Однако, как выяснилось, Вильям радовался напрасно. Сокращение настилов ткани не привело к желаемым результатам. Вдвоем с Константином Ивановичем они успевали подготовить чертежи выкроек, пока работницы настилали ткань, но сам процесс раскроя затягивался — столы оказывались надолго занятыми, и настильщицы простаивали без работы. Простои в раскройном цехе сразу сказались в швейных цехах — там женщины почти каждый день по часу сидели без работы. Швейные цехи забили тревогу в плановом отделе. «Девяносто четыре процента!» — глухо донеслось до администрации. Тогда и начался второй раунд, в котором Количество победило Качество с явным преимуществом.
Как выразился Константин Иванович — так к нему обращался директор и поэтому другие коллеги — кто шутя, кто всерьез, стали именовать его так же, хотя у латышей вообще не принято обращение по отчеству, — он был длинной затычкой. Вильям не понял, что это значит — длинная затычка. Константин Иванович долго и подробно объяснял, что в старые времена у пивных бочек не было кранов, зато были два отверстия: большее — для большой затычки, а меньшее — для слива. Его-то и затыкали длинной затычкой — длинной и тонкой палкой почти на всю длину бочки, чтобы сила бродящего пива не выбила во время слива.
— Так вот я в «Моде» как раз и есть длинная затычка, — говорил он. — Когда дети израилевы уселись в самолеты, меня уговорили на пару месяцев сделаться такой затычкой — поработать начальником раскройного цеха до тех пор, пока найдется кто-нибудь помоложе. А дома сидеть мне к тому времени надоело, — Константин Иванович был пенсионером, хотя во выправке, манере одеваться и жизнелюбию этого сказать нельзя было. — Ну, а теперь этот срок уже давно вышел, и мне снова захотелось на печку.

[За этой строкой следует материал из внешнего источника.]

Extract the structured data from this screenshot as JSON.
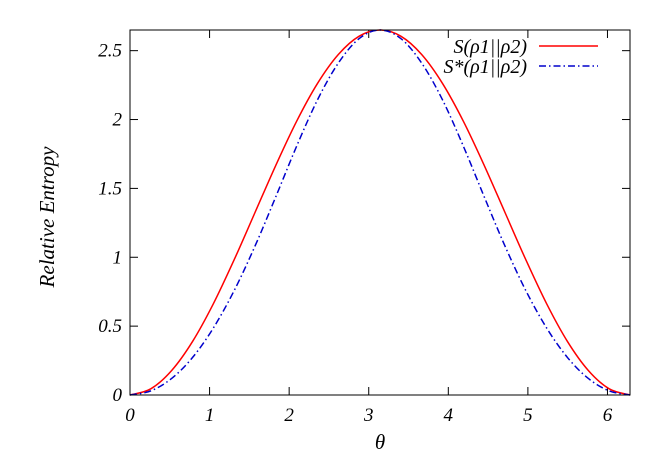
{
  "chart_data": {
    "type": "line",
    "title": "",
    "xlabel": "θ",
    "ylabel": "Relative Entropy",
    "xlim": [
      0,
      6.2832
    ],
    "ylim": [
      0,
      2.65
    ],
    "x_ticks": [
      0,
      1,
      2,
      3,
      4,
      5,
      6
    ],
    "x_tick_labels": [
      "0",
      "1",
      "2",
      "3",
      "4",
      "5",
      "6"
    ],
    "y_ticks": [
      0,
      0.5,
      1,
      1.5,
      2,
      2.5
    ],
    "y_tick_labels": [
      "0",
      "0.5",
      "1",
      "1.5",
      "2",
      "2.5"
    ],
    "grid": false,
    "legend_position": "top-right",
    "x": [
      0,
      0.2618,
      0.5236,
      0.7854,
      1.0472,
      1.309,
      1.5708,
      1.8326,
      2.0944,
      2.3562,
      2.618,
      2.8798,
      3.1416,
      3.4034,
      3.6652,
      3.927,
      4.1888,
      4.4506,
      4.7124,
      4.9742,
      5.236,
      5.4978,
      5.7596,
      6.0214,
      6.2832
    ],
    "series": [
      {
        "name": "S(ρ1||ρ2)",
        "color": "#ff0000",
        "style": "solid",
        "values": [
          0,
          0.045,
          0.178,
          0.388,
          0.662,
          0.982,
          1.325,
          1.668,
          1.988,
          2.262,
          2.472,
          2.605,
          2.65,
          2.605,
          2.472,
          2.262,
          1.988,
          1.668,
          1.325,
          0.982,
          0.662,
          0.388,
          0.178,
          0.045,
          0
        ]
      },
      {
        "name": "S*(ρ1||ρ2)",
        "color": "#0000cc",
        "style": "dash-dot",
        "values": [
          0,
          0.03,
          0.12,
          0.272,
          0.486,
          0.758,
          1.081,
          1.44,
          1.807,
          2.143,
          2.41,
          2.588,
          2.65,
          2.588,
          2.41,
          2.143,
          1.807,
          1.44,
          1.081,
          0.758,
          0.486,
          0.272,
          0.12,
          0.03,
          0
        ]
      }
    ]
  }
}
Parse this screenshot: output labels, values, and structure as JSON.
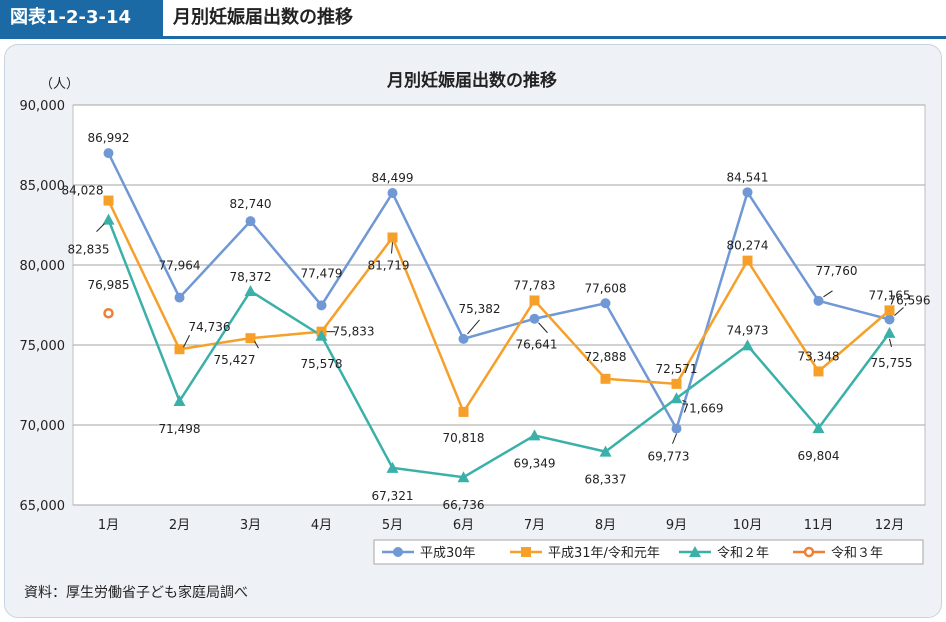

Константин Иванович — местный поляк, одинаково хорошо говорил на трех языках, о новостях в мире узнавал из сообщений варшавского радио, в обеденный перерыв неизменно играл в шашки с завскладом — такой же длинной затычкой, и тоже собиравшимся обратно на печку, но пока только на словах, а не на деле.
Константин Иванович производил впечатление человека, который за свою жизнь уже успел сделать все, и теперь не знает, чем заняться в оставшееся время. Еще до войны он построил в Пардаугаве солидный дом, сын его работал старшим научным сотрудником в железнодорожном институте и писал докторскую диссертацию, дочь была замужем и довольно удачно, сам он имел большую пенсию. Когда Вильям увидел сшитый им пиджак, он сразу понял, что имеет дело с классным мастером, который, может, если и не поспевает за капризами моды, зато работает основательно, с любовью. Как настоящий мастер Константин Иванович на массовую продукцию смотрел с усмешкой: он вообще немного свысока относился к людям, которые носят купленные в магазине костюмы. Он был убежден, что на человеке даже идеального сложения такой костюм не сидит как положено, хоть где-нибудь да морщит. Отношение к массовой продукции вообще определяло отношение Константина Ивановича к работе в «Моде».
— Чего ты переживаешь, — с искренним недоумением спрашивал он Вильяма, — какая разница: чуть больше или чуть меньше размер массового костюма? Какое покупателю дело до размера, ведь он примеряет в магазине!
Но Вильям переживал. После долгих лет, проведенных в дурмане, он жаждал работать. Ему доверили цех, и он хотел превратить его в образцовый.
Он считал, что начинать ему следует с обновления цехового хозяйства.
— На каждой порядочной фабрике имеется лекальщик, — заявил Вильям главному инженеру, — человек, который вместо изношенных лекал делает новые и в соответствующих инстанциях их утверждает.
— Да ну? — Инженер угрюмо усмехнулась. — Вот так новость!
— И нам такой человек необходим! — Вильям не уловил иронии.
— У нас, товарищ Аргалис, такой человек уже есть. Ваша симпатия и секретарша директора в одном лице. Ирена. Может вы знаете?
Инженеру Валентине Мукшане давно перевалило за тридцать, одевалась она со вкусом и в дорогие вещи. Жила одна, а в таком возрасте это уже порождает комплексы: во-первых, делала вид, что мужчины ей абсолютно безразличны и что ее интересует только работа; во-вторых, каждому мужчине на фабрике в своем воображении она приставила по хорошенькой работнице и ко всем им относилась едко. Она очень переживала свое одиночество и не видела из него выхода.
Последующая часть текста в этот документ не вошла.